Personal information
- Born: August 16, 1899 Utica, New York, U.S.
- Died: August 10, 1966 (aged 67) Philadelphia, Pennsylvania, U.S.
- Listed height: 5 ft 11 in (1.80 m)
- Listed weight: 190 lb (86 kg)

Career information
- High school: Haskell (KS)
- College: Haskell, Southeastern State Teachers (Durant, Oklahoma), Dallas University, Nebraska

Career history
- Frankford Yellow Jackets (1928–1929); Chicago Cardinals (1929); Cincinnati Reds (1933);
- Stats at Pro Football Reference

= Chief Elkins =

American football player and decathlete (1899–1966)

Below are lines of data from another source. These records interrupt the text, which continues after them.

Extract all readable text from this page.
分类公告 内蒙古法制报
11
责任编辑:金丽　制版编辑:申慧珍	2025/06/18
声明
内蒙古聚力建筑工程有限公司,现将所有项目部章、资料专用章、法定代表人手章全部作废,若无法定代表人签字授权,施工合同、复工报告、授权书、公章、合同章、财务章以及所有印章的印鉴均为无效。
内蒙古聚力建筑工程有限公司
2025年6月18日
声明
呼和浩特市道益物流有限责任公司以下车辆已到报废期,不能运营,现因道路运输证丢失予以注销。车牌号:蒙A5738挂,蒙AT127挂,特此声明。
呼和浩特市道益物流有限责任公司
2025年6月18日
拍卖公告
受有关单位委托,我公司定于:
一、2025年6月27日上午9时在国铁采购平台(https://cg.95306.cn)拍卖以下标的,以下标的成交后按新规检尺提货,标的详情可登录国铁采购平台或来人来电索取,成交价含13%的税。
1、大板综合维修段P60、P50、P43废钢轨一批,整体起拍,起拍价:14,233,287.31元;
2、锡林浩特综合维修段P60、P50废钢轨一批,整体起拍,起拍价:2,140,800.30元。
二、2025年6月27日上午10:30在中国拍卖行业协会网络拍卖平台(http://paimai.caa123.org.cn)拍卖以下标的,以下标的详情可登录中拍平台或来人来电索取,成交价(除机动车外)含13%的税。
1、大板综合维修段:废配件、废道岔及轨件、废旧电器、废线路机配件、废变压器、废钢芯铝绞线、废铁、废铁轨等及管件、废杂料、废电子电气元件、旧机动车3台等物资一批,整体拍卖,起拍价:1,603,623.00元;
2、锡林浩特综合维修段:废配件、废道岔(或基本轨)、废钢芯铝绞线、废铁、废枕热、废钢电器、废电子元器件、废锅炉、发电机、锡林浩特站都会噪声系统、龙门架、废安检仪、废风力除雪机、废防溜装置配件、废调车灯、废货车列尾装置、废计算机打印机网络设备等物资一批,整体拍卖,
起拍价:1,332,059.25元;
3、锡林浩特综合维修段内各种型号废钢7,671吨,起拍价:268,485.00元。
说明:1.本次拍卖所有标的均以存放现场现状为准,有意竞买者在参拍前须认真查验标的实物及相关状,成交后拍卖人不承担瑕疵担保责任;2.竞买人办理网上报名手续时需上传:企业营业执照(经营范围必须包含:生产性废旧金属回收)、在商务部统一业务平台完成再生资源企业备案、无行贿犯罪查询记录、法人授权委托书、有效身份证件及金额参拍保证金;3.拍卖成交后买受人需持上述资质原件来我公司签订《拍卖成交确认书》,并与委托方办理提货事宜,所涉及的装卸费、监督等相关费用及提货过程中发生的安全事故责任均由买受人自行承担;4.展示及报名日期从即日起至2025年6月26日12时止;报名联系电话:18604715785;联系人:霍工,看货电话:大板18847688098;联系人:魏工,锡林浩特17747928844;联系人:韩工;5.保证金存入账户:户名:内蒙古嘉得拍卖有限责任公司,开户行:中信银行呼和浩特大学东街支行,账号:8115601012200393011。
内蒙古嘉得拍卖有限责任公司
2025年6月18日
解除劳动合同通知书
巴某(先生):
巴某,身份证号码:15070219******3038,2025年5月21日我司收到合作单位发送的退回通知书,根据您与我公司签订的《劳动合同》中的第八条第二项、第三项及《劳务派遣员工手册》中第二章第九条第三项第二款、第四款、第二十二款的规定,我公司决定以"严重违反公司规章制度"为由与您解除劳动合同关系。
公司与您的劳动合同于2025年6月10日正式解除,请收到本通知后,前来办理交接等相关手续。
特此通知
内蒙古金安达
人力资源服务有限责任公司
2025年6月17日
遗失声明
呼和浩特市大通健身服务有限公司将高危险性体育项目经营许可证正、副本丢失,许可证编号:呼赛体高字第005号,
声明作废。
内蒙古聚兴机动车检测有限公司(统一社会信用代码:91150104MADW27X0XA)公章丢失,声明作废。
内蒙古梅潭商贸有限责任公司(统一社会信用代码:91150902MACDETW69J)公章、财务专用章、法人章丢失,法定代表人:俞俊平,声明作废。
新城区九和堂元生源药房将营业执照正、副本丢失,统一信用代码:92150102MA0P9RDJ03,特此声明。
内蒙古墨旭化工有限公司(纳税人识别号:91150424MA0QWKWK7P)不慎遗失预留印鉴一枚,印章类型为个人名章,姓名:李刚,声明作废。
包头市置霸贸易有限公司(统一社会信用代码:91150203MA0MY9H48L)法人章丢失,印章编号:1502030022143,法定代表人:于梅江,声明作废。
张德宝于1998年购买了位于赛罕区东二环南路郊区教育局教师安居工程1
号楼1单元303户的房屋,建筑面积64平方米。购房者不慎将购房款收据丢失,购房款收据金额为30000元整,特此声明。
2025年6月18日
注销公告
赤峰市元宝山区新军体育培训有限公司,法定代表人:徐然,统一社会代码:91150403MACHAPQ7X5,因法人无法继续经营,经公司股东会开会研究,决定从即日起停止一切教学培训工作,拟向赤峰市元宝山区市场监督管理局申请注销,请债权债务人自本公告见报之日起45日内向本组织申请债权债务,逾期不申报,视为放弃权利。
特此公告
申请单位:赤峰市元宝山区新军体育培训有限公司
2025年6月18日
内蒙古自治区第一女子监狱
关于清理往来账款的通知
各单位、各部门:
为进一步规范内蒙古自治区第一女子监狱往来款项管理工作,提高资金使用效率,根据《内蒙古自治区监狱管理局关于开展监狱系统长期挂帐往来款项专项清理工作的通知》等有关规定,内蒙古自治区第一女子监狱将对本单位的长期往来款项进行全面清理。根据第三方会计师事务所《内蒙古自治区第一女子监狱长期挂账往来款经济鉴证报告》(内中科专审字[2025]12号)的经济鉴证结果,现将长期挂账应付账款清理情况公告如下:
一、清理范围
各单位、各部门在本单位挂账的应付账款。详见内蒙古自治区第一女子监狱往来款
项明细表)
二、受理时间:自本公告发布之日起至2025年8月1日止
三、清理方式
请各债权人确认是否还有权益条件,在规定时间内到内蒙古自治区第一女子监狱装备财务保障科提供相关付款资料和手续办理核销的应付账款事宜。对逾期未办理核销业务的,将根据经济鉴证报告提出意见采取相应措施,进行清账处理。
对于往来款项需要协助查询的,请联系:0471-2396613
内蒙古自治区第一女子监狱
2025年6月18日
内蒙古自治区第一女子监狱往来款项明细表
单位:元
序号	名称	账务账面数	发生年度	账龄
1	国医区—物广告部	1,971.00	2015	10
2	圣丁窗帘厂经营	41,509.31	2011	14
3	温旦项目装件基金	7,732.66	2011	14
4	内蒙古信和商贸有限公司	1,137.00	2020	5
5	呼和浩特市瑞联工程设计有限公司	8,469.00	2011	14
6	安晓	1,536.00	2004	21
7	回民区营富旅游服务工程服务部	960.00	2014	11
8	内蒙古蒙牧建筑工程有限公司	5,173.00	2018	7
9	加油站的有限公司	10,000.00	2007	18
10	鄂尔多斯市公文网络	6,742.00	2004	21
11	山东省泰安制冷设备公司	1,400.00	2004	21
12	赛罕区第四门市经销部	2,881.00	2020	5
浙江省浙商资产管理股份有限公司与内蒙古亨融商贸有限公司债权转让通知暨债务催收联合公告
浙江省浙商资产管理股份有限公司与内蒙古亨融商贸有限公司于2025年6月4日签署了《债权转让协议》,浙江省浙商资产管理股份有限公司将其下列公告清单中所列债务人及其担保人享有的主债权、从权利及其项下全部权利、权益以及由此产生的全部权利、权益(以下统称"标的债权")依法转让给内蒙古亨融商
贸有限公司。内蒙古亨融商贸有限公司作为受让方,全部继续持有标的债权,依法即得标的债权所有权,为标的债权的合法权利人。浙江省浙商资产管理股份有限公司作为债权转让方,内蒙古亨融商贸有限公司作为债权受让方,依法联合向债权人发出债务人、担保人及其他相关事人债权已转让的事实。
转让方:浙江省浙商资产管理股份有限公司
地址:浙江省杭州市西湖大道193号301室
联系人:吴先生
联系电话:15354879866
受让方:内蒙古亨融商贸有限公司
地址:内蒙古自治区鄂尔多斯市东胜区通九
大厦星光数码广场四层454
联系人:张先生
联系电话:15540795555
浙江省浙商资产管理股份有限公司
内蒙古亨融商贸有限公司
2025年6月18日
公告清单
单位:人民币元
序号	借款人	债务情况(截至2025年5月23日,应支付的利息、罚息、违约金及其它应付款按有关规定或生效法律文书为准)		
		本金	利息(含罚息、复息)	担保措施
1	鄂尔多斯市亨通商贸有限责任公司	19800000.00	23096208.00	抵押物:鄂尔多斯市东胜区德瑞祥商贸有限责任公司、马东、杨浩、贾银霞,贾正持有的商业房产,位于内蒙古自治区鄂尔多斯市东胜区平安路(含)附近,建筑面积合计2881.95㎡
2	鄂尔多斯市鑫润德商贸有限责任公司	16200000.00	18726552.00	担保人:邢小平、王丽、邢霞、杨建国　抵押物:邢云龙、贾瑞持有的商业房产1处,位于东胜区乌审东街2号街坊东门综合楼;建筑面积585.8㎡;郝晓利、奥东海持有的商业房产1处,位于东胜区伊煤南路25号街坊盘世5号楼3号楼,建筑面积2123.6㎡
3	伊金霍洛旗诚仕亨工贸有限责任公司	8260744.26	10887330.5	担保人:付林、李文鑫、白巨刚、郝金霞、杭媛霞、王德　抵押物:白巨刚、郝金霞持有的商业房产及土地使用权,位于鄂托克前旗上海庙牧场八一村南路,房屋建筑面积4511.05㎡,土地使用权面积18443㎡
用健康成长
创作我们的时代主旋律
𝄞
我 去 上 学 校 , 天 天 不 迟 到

Fait Vernon "Chief" Elkins (August 16, 1899 – August 9, 1966) was an American football player and decathlete.

Elkins was born in Utica, New York, in 1899. He enrolled at the Haskell Indian School at age 15. He played college football at Haskell (1921–1923), Southeastern State Teachers College, Dallas University, and Nebraska (1926–1927). He held the national decathlon record in 1928 while attending Nebraska. He pulled a tendon that prevented him from competing in the 1928 Summer Olympics.

Elkins also played professional football in the National Football League (NFL) as a back for the Frankford Yellow Jackets (1928–1929), Chicago Cardinals (1929), and Cincinnati Reds (1933). He appeared in 20 NFL games, 10 as a starter.

Elkins died in Philadelphia in 1966.

He was posthumously profiled by Sports Illustrated in 1991 as "among the greatest athletes ever seen in this country — a golden sportsman during sport's golden age."